The South Hadley Public Library & Gaylord Memorial Library remain closed to the public and they urge library patrons to stay at home as much as possible. No library items are due and no overdue fines will be coming. There were over 6,000 library items checked out of SHPL and Gaylord when the branches closed, the libraries request that patrons keep these materials at home until they reopen.

Library staff are available by email and Facebook messenger to offer support and answer questions Monday-Friday from 9 a.m. to 5 p.m. You can find email addresses on the website, or message them via their Facebook page,

Northampton Survival Center

Northampton Survival Center was forced to temporarily stop client visits to pick up food in the midst of the COVID-19 pandemic, due to concern for staff, client, and volunteer health. In the meantime, even though the building is closed, the work continues and flourishes with new community partnerships and initiatives springing into action.

The Center has teamed up with Community Action Pioneer Valley to begin distributing food out of Jackson Street School — a nearby location with ample, circular parking and cafeteria and refrigeration capabilities. Beginning April 6, every Monday, Wednesday and Friday morning, food will be delivered by the Survival Center to the school, where a team of trained personnel will be able to create pre-bagged packages of nutritious food while maintaining safe distancing and other health precautions. On those same afternoons, bags will be carted outdoors under a tent, for quick drive-up intake and food transfer to clients safely in their cars.

Another important initiative between the Northampton Survival Center and Grow Food Northampton will begin Tuesday, April 7, with fresh produce and groceries being delivered every Tuesday to high-need sites including Hampshire Heights, Florence Heights, Meadowbrook, and The Lumber Yard on Pleasant Street.

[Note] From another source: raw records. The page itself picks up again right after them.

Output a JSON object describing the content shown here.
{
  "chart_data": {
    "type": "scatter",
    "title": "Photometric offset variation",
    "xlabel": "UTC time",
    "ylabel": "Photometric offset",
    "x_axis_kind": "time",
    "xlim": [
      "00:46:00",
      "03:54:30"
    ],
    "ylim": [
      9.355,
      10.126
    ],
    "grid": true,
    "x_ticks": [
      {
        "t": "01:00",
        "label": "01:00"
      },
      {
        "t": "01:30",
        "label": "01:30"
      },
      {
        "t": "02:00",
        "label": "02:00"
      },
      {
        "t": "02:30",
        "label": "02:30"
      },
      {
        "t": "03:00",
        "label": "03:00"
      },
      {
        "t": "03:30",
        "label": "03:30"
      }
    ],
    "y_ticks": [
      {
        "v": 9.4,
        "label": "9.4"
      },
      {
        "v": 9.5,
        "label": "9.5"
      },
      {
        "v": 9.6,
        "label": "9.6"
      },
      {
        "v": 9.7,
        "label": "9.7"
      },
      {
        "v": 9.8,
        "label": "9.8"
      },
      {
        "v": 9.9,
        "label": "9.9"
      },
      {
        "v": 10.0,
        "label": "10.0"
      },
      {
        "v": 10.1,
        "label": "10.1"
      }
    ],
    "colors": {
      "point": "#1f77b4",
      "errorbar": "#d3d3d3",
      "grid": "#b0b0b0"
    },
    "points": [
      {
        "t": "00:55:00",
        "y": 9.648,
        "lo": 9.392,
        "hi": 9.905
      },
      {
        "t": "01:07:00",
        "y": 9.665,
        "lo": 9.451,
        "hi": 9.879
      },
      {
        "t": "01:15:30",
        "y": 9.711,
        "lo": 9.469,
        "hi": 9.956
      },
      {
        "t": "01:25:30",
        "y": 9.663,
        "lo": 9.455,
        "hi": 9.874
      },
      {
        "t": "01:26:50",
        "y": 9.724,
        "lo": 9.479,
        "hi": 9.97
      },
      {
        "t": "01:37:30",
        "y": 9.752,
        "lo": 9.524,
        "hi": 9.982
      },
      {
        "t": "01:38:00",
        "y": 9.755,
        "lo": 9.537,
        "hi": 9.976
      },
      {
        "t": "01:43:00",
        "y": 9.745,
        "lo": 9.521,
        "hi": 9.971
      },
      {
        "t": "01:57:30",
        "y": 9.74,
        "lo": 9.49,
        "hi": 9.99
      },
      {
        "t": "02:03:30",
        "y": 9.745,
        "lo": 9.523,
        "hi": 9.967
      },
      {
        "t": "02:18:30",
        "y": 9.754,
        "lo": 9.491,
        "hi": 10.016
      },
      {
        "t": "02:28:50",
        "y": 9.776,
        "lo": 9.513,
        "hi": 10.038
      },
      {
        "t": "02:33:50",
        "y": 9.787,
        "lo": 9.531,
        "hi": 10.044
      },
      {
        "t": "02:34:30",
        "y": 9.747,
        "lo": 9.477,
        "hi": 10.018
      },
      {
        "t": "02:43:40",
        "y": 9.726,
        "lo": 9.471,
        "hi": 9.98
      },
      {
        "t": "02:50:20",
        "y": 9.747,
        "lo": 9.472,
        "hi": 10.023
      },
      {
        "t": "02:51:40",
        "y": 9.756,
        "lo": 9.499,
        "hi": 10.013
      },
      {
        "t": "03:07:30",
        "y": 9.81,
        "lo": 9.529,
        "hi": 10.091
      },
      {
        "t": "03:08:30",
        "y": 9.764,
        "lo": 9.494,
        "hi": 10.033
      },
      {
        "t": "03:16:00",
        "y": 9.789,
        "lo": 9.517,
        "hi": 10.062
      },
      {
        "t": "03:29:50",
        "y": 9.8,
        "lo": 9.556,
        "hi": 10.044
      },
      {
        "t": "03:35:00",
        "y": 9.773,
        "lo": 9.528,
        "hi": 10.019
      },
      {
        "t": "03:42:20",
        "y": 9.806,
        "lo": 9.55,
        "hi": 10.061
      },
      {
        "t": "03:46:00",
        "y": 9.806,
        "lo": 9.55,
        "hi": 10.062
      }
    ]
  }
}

Food distribution at all four sites will work in tandem with the Northampton Public School system and Smith Vocational’s new meal delivery program for children, in order to amplify each other’s efforts to keep children and their entire families fed. Shelf-stable groceries will be paired with fresh produce purchased directly from local farms, and produce and other goods purchased from distributors via our local River Valley Co-op.

To serve our clients in the hilltowns, food from the Hilltown Pantry and Northampton Survival Center is brought to the various Councils on Aging that serve the region. COAs in Chesterfield, Worthington, and Goshen have already begun distributing this food from their sites, and further outreach is being coordinated with the Hilltown Community Health Center and the Hilltown Community Development Corporation.

Eggs from the Survival Center have been shared with the MANNA hot meal program, and fresh produce and retail donations of bread and other items usually reserved for the Center are now being shared with other food pantries in the area, via partners at the Food Bank.